Results Day Went Wrong. It Is Not the End of the World
What actually happens to creative students who miss their grades: the four real routes forward, the 48-hour rule, and why admissions people do not see you as a failure.
Student Life 7 min read
Somewhere around mid-morning on results day, a few thousand people are sitting with a piece of paper that does not say what they needed it to say. If that is you: this page is not going to pretend it does not sting. It is going to show you the actual routes forward, because there are four of them, and people you will never know took each one last year and are fine.
First, the 48-hour rule
Make no irreversible decisions for two days. You can phone Clearing courses, gather options and ask questions today; you should. But declining places, releasing your firm, swearing off the whole idea of art school: none of that today. Decisions made in the first fog are the ones people unwind expensively later. The options in front of you tonight will still be there on Saturday, minus perhaps one Clearing course and plus a lot of clarity.
Eat something.

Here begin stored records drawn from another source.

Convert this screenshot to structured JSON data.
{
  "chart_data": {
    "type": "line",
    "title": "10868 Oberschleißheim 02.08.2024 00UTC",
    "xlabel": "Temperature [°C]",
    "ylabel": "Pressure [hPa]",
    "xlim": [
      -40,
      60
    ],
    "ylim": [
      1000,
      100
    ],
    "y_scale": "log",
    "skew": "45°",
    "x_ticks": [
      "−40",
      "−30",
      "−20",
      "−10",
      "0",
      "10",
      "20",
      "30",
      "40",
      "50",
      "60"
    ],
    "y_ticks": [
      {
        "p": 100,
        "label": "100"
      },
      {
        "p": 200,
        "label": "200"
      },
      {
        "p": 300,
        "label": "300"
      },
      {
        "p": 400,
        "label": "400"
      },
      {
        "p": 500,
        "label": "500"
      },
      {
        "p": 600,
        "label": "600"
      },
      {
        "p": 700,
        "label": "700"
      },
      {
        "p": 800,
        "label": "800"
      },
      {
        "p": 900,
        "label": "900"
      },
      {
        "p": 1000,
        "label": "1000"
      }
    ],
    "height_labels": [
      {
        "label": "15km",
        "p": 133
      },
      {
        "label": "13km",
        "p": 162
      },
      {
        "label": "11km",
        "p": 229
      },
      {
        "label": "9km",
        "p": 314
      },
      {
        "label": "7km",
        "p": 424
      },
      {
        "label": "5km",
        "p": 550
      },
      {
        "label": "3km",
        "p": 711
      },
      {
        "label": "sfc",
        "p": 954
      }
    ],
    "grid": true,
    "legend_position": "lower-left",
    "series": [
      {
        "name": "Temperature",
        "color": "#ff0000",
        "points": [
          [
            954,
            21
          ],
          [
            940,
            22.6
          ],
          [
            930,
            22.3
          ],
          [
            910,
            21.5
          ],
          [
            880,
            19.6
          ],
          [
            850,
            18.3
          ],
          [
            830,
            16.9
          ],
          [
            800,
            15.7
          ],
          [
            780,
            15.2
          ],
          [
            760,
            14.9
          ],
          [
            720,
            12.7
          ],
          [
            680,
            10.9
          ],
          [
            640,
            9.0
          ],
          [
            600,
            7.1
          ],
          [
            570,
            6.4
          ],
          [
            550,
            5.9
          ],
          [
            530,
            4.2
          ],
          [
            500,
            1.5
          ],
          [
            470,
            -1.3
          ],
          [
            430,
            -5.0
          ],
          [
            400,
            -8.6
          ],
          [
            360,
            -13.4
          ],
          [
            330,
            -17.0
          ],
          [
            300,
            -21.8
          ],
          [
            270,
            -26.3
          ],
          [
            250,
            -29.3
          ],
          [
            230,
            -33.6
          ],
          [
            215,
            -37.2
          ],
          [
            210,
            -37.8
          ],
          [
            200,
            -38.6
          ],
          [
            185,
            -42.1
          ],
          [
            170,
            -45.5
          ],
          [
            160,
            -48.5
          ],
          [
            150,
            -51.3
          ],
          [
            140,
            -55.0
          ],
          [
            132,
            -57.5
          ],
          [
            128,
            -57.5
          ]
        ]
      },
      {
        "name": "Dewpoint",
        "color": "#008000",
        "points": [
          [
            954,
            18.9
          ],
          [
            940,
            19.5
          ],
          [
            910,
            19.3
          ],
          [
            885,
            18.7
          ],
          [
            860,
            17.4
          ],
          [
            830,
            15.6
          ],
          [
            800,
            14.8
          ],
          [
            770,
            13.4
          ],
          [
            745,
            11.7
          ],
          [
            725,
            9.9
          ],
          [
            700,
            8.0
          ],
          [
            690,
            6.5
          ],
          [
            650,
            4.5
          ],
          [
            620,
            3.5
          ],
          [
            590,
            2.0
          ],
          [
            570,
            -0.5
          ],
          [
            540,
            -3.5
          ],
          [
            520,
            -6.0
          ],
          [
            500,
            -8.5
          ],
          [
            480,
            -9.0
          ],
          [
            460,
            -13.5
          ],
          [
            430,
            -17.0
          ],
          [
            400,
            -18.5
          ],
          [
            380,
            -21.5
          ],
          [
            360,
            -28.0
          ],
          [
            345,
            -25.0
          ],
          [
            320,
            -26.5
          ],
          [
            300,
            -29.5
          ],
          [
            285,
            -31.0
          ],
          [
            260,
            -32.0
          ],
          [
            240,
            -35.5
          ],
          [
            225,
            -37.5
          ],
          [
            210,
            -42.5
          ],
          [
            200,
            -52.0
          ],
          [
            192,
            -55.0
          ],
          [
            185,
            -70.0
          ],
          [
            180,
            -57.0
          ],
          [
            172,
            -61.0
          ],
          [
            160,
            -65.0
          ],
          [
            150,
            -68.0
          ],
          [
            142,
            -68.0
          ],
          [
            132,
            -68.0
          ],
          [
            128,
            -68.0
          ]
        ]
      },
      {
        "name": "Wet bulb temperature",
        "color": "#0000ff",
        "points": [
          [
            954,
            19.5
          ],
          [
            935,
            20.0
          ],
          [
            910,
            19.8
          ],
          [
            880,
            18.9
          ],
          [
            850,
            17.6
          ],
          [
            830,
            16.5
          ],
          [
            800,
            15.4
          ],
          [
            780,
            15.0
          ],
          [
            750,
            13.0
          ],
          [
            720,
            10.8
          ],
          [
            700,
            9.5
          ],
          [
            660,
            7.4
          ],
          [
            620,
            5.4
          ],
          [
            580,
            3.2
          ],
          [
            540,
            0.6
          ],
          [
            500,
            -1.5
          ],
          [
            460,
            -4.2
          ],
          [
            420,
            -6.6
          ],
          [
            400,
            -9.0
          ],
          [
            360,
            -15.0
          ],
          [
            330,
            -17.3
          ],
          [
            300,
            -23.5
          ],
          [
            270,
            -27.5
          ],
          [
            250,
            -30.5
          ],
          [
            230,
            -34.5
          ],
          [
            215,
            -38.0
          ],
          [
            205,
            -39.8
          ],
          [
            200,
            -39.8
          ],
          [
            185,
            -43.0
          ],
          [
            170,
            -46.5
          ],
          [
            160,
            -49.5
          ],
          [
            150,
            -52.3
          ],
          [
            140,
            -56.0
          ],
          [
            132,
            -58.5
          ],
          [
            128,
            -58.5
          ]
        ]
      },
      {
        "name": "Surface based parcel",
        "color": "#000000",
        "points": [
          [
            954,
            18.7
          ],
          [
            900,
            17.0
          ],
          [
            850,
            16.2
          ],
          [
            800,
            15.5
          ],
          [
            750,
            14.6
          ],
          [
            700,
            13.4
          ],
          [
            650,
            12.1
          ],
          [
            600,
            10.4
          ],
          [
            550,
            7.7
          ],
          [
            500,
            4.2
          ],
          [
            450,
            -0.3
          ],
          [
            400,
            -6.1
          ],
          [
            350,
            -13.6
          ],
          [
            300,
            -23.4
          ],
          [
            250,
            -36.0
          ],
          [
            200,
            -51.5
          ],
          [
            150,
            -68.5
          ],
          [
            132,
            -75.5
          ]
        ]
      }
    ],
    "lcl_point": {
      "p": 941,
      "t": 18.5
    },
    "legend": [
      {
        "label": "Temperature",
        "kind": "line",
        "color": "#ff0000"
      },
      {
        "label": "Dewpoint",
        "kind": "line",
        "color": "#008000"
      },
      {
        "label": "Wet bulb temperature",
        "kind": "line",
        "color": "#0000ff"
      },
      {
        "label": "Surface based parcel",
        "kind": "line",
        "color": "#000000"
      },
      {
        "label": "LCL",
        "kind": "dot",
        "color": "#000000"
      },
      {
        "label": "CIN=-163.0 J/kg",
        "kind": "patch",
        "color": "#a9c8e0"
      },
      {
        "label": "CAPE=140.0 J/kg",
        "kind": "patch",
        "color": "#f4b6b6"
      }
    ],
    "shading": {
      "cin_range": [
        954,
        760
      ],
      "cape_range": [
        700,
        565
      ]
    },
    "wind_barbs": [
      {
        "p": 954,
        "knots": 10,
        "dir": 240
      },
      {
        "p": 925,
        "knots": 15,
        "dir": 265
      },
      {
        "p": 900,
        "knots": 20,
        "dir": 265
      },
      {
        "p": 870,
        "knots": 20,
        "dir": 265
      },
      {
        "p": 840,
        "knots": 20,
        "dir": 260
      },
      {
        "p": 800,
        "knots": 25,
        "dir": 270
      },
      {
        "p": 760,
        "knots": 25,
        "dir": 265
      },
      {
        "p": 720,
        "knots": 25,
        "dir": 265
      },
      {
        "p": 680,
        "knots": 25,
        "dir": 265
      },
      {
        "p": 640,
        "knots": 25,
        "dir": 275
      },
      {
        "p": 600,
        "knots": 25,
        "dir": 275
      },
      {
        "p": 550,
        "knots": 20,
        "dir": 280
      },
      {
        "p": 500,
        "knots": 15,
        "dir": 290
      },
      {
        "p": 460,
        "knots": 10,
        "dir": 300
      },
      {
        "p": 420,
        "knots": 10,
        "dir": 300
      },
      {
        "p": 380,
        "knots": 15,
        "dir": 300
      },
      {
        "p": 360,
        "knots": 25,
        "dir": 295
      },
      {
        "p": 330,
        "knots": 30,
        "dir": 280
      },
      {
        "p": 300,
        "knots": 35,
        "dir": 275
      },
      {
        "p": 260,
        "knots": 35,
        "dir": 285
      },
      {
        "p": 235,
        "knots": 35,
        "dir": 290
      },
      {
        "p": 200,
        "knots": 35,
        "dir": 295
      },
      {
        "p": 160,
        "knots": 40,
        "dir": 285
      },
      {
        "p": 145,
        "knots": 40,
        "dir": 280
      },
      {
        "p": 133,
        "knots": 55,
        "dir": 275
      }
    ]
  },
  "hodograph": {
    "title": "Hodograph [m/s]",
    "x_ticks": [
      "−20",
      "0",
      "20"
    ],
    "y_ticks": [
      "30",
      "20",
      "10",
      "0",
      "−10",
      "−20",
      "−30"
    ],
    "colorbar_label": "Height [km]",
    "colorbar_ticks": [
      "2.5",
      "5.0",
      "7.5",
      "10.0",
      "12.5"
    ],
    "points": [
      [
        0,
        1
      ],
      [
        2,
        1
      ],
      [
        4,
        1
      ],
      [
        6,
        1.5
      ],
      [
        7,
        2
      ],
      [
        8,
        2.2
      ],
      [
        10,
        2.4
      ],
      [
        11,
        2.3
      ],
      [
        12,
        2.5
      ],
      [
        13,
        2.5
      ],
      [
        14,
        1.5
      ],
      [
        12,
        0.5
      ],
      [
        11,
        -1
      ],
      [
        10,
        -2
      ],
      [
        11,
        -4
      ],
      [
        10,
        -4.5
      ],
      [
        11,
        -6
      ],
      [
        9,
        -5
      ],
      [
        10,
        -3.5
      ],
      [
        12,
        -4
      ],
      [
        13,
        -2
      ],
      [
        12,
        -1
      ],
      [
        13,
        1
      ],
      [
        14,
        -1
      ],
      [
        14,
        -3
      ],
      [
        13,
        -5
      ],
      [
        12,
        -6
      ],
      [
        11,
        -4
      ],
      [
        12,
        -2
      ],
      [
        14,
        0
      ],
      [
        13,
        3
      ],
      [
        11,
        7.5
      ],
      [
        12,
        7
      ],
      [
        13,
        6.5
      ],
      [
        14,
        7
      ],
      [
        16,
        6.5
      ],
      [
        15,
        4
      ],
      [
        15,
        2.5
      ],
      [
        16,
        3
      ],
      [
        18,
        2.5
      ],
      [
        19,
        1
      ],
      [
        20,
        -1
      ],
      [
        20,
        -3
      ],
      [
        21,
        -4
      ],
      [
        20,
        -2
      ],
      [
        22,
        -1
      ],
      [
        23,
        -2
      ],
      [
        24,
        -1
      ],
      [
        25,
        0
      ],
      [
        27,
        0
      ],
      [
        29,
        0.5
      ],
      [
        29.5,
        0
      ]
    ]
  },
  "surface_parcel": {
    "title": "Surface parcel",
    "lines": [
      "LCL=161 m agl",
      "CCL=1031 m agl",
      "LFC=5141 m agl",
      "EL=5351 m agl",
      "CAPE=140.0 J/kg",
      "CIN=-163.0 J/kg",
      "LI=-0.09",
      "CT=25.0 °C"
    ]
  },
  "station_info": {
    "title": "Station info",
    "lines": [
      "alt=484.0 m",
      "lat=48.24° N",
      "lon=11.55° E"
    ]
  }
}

Tell one person you trust. Then work the list.
The four real routes
Route one: the near-miss confirmation. Missing by a grade is not the rejection it feels like at 8.30am. Universities confirm near-misses constantly, and creative courses do it more than most because your portfolio or audition already told them what they needed to know. Check the Hub before assuming anything, and if it is still deciding, phone the course and ask directly.

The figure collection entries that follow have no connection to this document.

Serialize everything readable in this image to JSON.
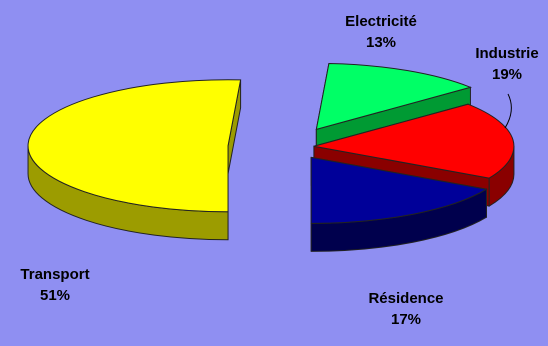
{
  "chart_data": {
    "type": "pie",
    "variant": "3d-exploded",
    "background": "#8f8ff2",
    "slices": [
      {
        "label": "Transport",
        "value": 51,
        "value_label": "51%",
        "color": "#ffff00",
        "side_color": "#9c9c00"
      },
      {
        "label": "Electricité",
        "value": 13,
        "value_label": "13%",
        "color": "#00ff66",
        "side_color": "#009a33"
      },
      {
        "label": "Industrie",
        "value": 19,
        "value_label": "19%",
        "color": "#ff0000",
        "side_color": "#8a0000"
      },
      {
        "label": "Résidence",
        "value": 17,
        "value_label": "17%",
        "color": "#000099",
        "side_color": "#00004d"
      }
    ]
  }
}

Route two: creative Clearing. Genuinely good courses have places every August, for boring logistical reasons rather than quality ones. The results day playbook covers the mechanics. The short version: phone rather than email, have work ready to show, and do not accept anything out of pure relief.
Route three: the portfolio year. Here is the thing generic advice misses: for creative applicants, a year out is often an upgrade, not a delay. Twelve months of work, life drawing on Tuesdays, a part-time job and a rebuilt portfolio produces a stronger applicant than the one who scraped in tired. Plenty of tutors will say, quietly, that they can spot the post-gap-year students in a cohort because their work has somewhere to stand. If you take this route, take it properly: the gap year is a project, not a pause.
Route four: foundation. For art and design especially, a foundation diploma remains a completely standard route into the best courses, not a consolation prize. A large share of students at the most competitive art schools came through one. If your grades wobbled but your work is alive, this is arguably the strongest route on the page.
What today is not
Today is not a verdict on your talent. A levels measure a narrow band of things under strange conditions, and the correlation between that band and being good in a studio, on a stage or behind a camera is famously loose. The creative industries are stacked with people whose results day went exactly like yours. Nobody has ever been asked for their A level grades at a degree show, an audition or a job interview for a camera assistant.
Today is also not public property. You owe nobody an announcement, an explanation or a brave face on a story. Sort your route first; narrate it later, or never.
For the parent reading this
Your job today is logistics and food, not analysis. The post-mortem about revision habits can wait a month, or forever. What helps: a lift to school, a charged phone, a printed list of Clearing numbers, and the sentence “whatever you pick, we will make it work”. What does not: comparisons with siblings, cousins, or yourself in 1994. The parent guide covers the longer game.
Next steps, when you are ready
Tonight or tomorrow, not before: write down what you actually want from the next year, then match it to the four routes above. If it is Clearing, work the playbook. If it is the portfolio year, start with what selectors want to see so the year builds towards something. And whichever route it is, the deadlines for the next cycle are all in one place when you want them.
The plan changed. The destination mostly has not.